Purpose : This study compares the organ doses at risk by using the Eclipse treatment planning system for two common total body irradiation techniques (TBI) at extended source skin distance.
Material and Methods: 3D treatment plans with AP-PA (anteroposterior) technique were created retrospectively for 20 patients treated bilateral TBI. For each patient, the whole body, kidneys, lungs, thyroid and liver were contoured to create (DVH) dose volume histograms and examine 3D dose volume distributions. The mean doses of thyroid, lung, kidney, liver, whole body and treatment volumes and the maximum doses of 2% volumes (D2) were calculated from the dose volume histogram and transferred to the SPSS file. The non-parametric Wilcoxon test was used to compare the dose values for two techniques.
Results: Thyroid gland mean doses were significantly lower in lateral technique (11.98 and 12.64 Gy, p = 0.21). It was observed no statistically dose difference between the two techniques in terms of lung doses. Since, the lungs were protected by lead blocks in both of two techniques. The mean doses of liver and kidney were lower in the lateral TBI technique (p = 0.002 and p = 0.004, respectively). D2 doses of liver were lower in AP-PA planning technique (p = 0.032). In comparison of the hot points between the two techniques, the lateral position was significantly superior (p <0.0001).

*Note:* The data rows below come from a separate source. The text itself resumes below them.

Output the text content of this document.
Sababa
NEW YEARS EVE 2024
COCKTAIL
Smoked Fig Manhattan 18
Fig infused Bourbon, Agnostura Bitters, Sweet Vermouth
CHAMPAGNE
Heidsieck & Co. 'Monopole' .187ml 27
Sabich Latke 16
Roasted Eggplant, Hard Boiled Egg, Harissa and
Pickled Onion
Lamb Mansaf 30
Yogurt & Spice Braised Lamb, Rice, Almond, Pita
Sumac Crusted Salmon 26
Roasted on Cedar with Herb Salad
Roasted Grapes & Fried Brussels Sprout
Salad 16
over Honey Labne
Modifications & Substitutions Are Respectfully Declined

Conclusions: In present study, it was observed that the bilateral position was superior to the AP-PA position in order to prevent the hot spots. In the AP-PA position, it is more difficult to tolerate the body irregularities. Additionally, when comparing the dose distributions of the organs (liver, kidney, thyroid), it was seen that the results were statistically better in the lateral position. The lateral position provides an advantage in terms of more homogenous dose distribution and better quality planning.